Results: Mean follow-up-time was 3.2 ± 0.8 years. At baseline, LV hypertrophy was found in 28% of athletes and 21% of HCM genotype positive patients (p = 0.42). Septum thickness was similar (ZIVSd 1.4 ± 0.9 vs 1.0 ± 1.3, p = 0.08), and increased only in HCM genotype positive patients (ZIVSd progression rate -0.17(SE0.05), p = 0.002 vs 0.30(SE0.10), p = 0.001). LV volumes were greater in athletes (ZLVEDV 1.0 ± 0.6 vs -0.1 ± 0.8, p < 0.001, ZLVEDV progression rate -0.05(SE0.04), p = 0.21 vs -0.06(SE0.04), p = 0.12). Cardiac arrest occurred in two HCM genotype positive patients (age 13 and 14), with ZIVSd 8.2-11.5.

Conclusions: LV hypertrophy was found in a similar proportion in early adolescence, but progressed only in HCM genotype positive patients. A potential grey zone of LV hypertrophy ranged from septum thickness Z-score 2.0-3.3. LV volumes remained larger in athletes. Evaluating progression of wall thickness and volume may help clinicians distinguish physiological LV hypertrophy from early HCM.

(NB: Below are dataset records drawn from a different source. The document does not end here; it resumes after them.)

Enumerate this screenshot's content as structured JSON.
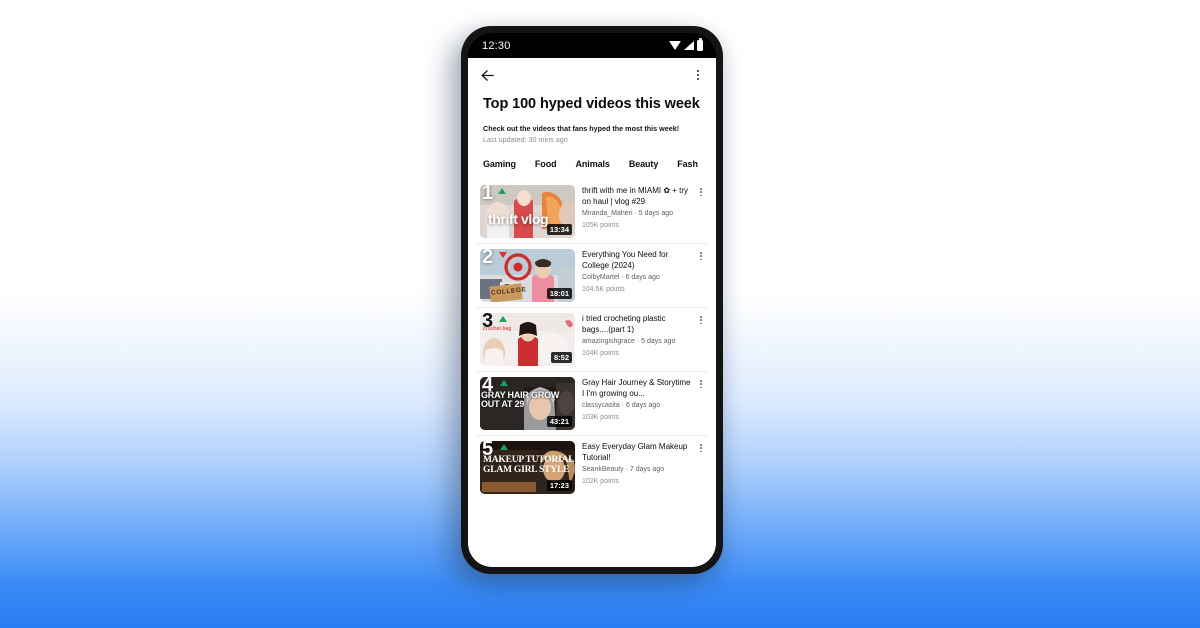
{
  "background": {
    "top_color": "#ffffff",
    "bottom_color": "#2a7ef4"
  },
  "phone": {
    "status_bar": {
      "time": "12:30",
      "icons": [
        "wifi-icon",
        "signal-icon",
        "battery-icon"
      ]
    },
    "app_bar": {
      "back_icon": "back-arrow-icon",
      "overflow_icon": "more-vertical-icon"
    },
    "header": {
      "title": "Top 100 hyped videos this week",
      "subtitle": "Check out the videos that fans hyped the most this week!",
      "last_updated": "Last updated: 30 mins ago"
    },
    "tabs": [
      {
        "label": "Gaming"
      },
      {
        "label": "Food"
      },
      {
        "label": "Animals"
      },
      {
        "label": "Beauty"
      },
      {
        "label": "Fash"
      }
    ],
    "videos": [
      {
        "rank": "1",
        "trend": "up",
        "duration": "13:34",
        "title": "thrift with me in MIAMI ✿ + try on haul | vlog #29",
        "channel": "Miranda_Maheri · 5 days ago",
        "points": "105K points",
        "thumb_text": "thrift vlog"
      },
      {
        "rank": "2",
        "trend": "down",
        "duration": "18:01",
        "title": "Everything You Need for College (2024)",
        "channel": "ColbyMartel · 6 days ago",
        "points": "104.5K points",
        "thumb_text": "COLLEGE"
      },
      {
        "rank": "3",
        "trend": "up",
        "duration": "8:52",
        "title": "i tried crocheting plastic bags....(part 1)",
        "channel": "amazingishgrace · 5 days ago",
        "points": "104K points",
        "thumb_text": "crochet bag"
      },
      {
        "rank": "4",
        "trend": "up",
        "duration": "43:21",
        "title": "Gray Hair Journey & Storytime I I'm growing ou...",
        "channel": "classycasita · 6 days ago",
        "points": "103K points",
        "thumb_text": "GRAY HAIR GROW OUT AT 29"
      },
      {
        "rank": "5",
        "trend": "up",
        "duration": "17:23",
        "title": "Easy Everyday Glam Makeup Tutorial!",
        "channel": "SeankBeauty · 7 days ago",
        "points": "102K points",
        "thumb_text": "MAKEUP TUTORIAL GLAM GIRL STYLE"
      }
    ]
  }
}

Keywords: Athlete; adolescent; cardiac remodelling; echocardiography; exercise; hypertrophic cardiomyopathy; left ventricular hypertrophy.

Plain language summary

Exercise-induced cardiac left ventricular (LV) hypertrophy is important to distinguish from hypertrophic cardiomyopathy (HCM), because athletes with HCM may have an increased risk of sudden cardiac death. Limited data exist on this distinction in adolescent athletes. Therefore, we performed a longitudinal observation study comparing development of LV hypertrophy during adolescence in athletes and HCM genotype positive patients. In early adolescence, LV hypertrophy was found in a similar proportion of athletes and HCM genotype positive patients, with a potential grey zone ranging from septum thickness Z-score 2.0-3.3. After three years follow-up, LV hypertrophy had only progressed in HCM genotype positive patients, while athletes had larger left ventricular volumes throughout the study period. Evaluation of LV volume and septum thickness progression may assist doctors in distinguishing exercise-induced LV hypertrophy from early HCM disease in adolescents.